8-12% lifetime risk, 2/3 before age 30. Caused by obstruction of appendix lumen usually by fecalith (MCC, found in 11-52% on pathology)
Classic: Anorexia with nonspecific abdominal symptoms. Periumbilical pain develops later with nausea w/wo emesis. Pain migrates to RLQ. 1/3 will have atypical symptoms.
McBurney’s point: 1/3 distance on a line traced superomedially from anterior superior iliac spine to umbilicus. Rovsing sign: palpation of LLQ worsens RLQ pain. Psoas sign: extension of R leg at the hip while pt lying on left side. Obturator sign: pain with internal and external rotation of the thigh at the hip. Adler’s sign: to differentiate appendicitis from tuboovarian pathology in RLQ: find point of maximal tenderness in supine position, then have pt roll onto left side and if pain shifts toward center, its tubo-ovarian.
LR: RLQ pain 7.3-8.4, rigidity 3.76, migration 3.18, pain before vomiting 2.76, psoas sign 2.38, fever 1.94. (Wagner, 1996)

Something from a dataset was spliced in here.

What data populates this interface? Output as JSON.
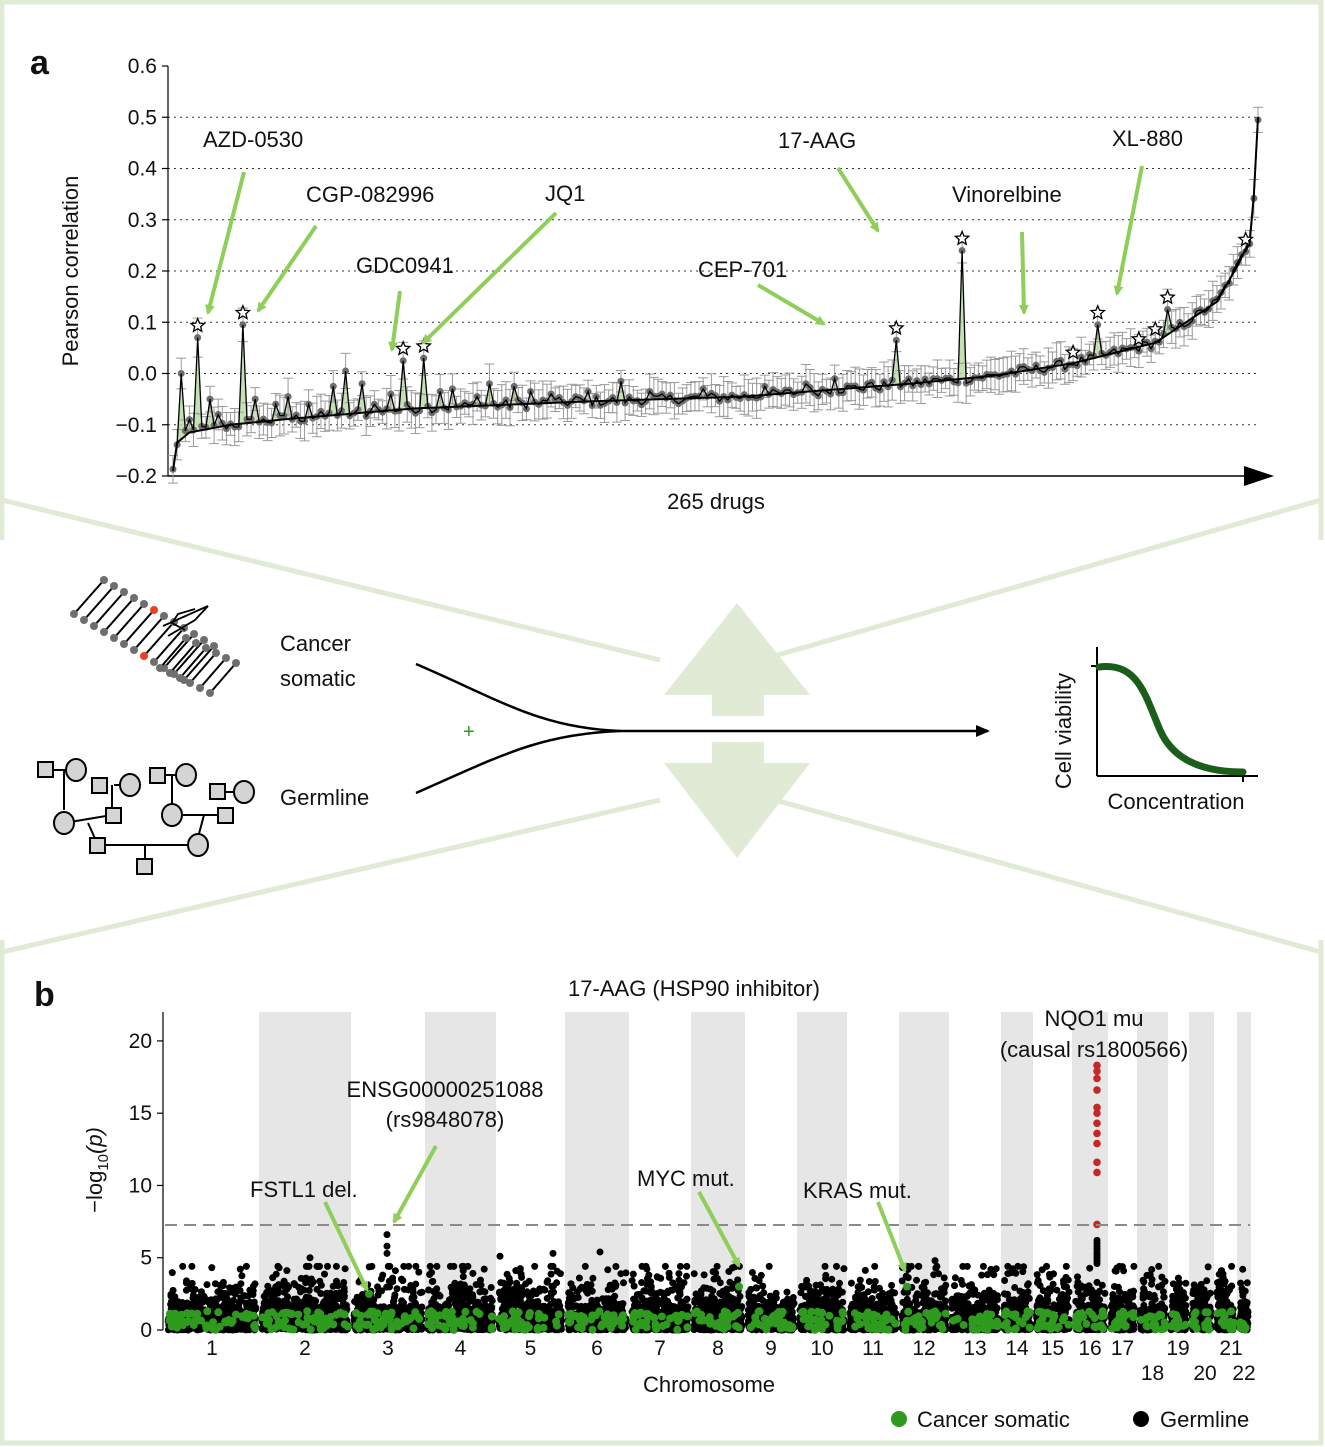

Hyperbilirubemia on labs has higher chance of perforation when in the setting of appendicitis (Estrada, 2007).
UA can have blood or pyuria in it due to close proximity, though > 30 RBCs or > 20 WBCs more likely true urinary (Paulson, 2003)
Ultrasound (83-96% in experts hand): preferred initially in children and pregnant women. Looking for thickened, non compressible appendix > 6mm in diameter.
CT: IV may not be needed. One study with unenhanced CT was 95% sens and 100% spec. A systemic review showed 93% sensitivity. If CT equivocal, 30% still have true appendicitis (Daly, 2005). ACR Appropriateness recommendations leave it up to institutional preference, though give CT without contrast a 7 rating.
Using Samuel’s Pediatric Score (PAS), one study placed children into low, moderate, or high risk. If low, they were discharge with f/u (no appys found). In high risk, all had appy in OR. Moderate risk were either admitted with most have ultrasound. 33 of 119 had positive US, positive OR. 5 with negative US were found later to have appy. Only 13 of the 196 kids had CT scans. (Saucier, 2014). PAS points: Anorexia, Nausea or Vomiting, Migration of pain, Fever > 100.5, Pain with cough, percussion, or hopping (2 points), RLQ tenderness (2 points), WBC > 10, Neutrophils > 75%.
Alvarado Score: 10 point scale; modified to take out left shift now. One ED study looking at score < 4 can rule out? 29% still had appendicitis. 50% spec, 70% sens (Meltzer, 2013). Alvarado points: Migratory right iliac fossa pain, Anorexia, Nausea/Vomiting, Fever > 99.5, Tenderness in right iliac fossa (2 points), rebound tenderness in right iliac fossa, leukocytosis (2 points).
Same rate of appendicitis as general population.
Do ultrasound first; if equivocal, get surgeon involved for MRI vs CT vs diagnostic lap. Fetal loss at lap appy 6%, WORSE than open appy; though fetal loss greatest in complex/perforated appy. Fetal loss same for simple appendicitis as the ‘negative’ appy group. (Walsh, 2007). Tetrogenic exposure threshold: 5 rads (<1% risk). CT appy protocol in first trimester 2.4 rads vs 3 rads in second/third. Still 99% chance nothing will happen with the fetus.
Can consider MRI without gadolinium (crosses placenta) in first trimester pregnancy.
Call surgeon, make NPO, start antibiotics.
IV antibiotics: Uncomplicated: Unasyn 3g or Cefoxitin 2g or Ertapenem 1g or Moxifloxacin 500mg + Cefuroxime 1.5g/Cefazolin 1g/Cipro 400mg/Levofloxacin 750mg. Complicated: Imipenem 500mg or Meropenem 1g or Doripenem 500mg or Moxifloxacin or Zosyn or Metro 500mg + Aztreonam 2g/Cefepime 2g/Cipro 400mg/Levofloxacin 750mg.
Non-surgical tx: 5 non-US trials: about 70% did not need surgery up to 1 year. 46% reduction in complications. Limitations: small size, no CT done, varied criteria for ‘rescue’ surgery. (Ericksson, 1995) (Styrud, 2006) (Hansson, 2009) (Malik, 2009) (Vons, 2011).
Vons, 2011: 239 pts diagnosed by CT. Augmentin vs surgery. Rate of peritonitis at 30d: Surgery 2% vs Augmentin 8%. In abx group, 12% had surgery within 30d & another 22% within a year.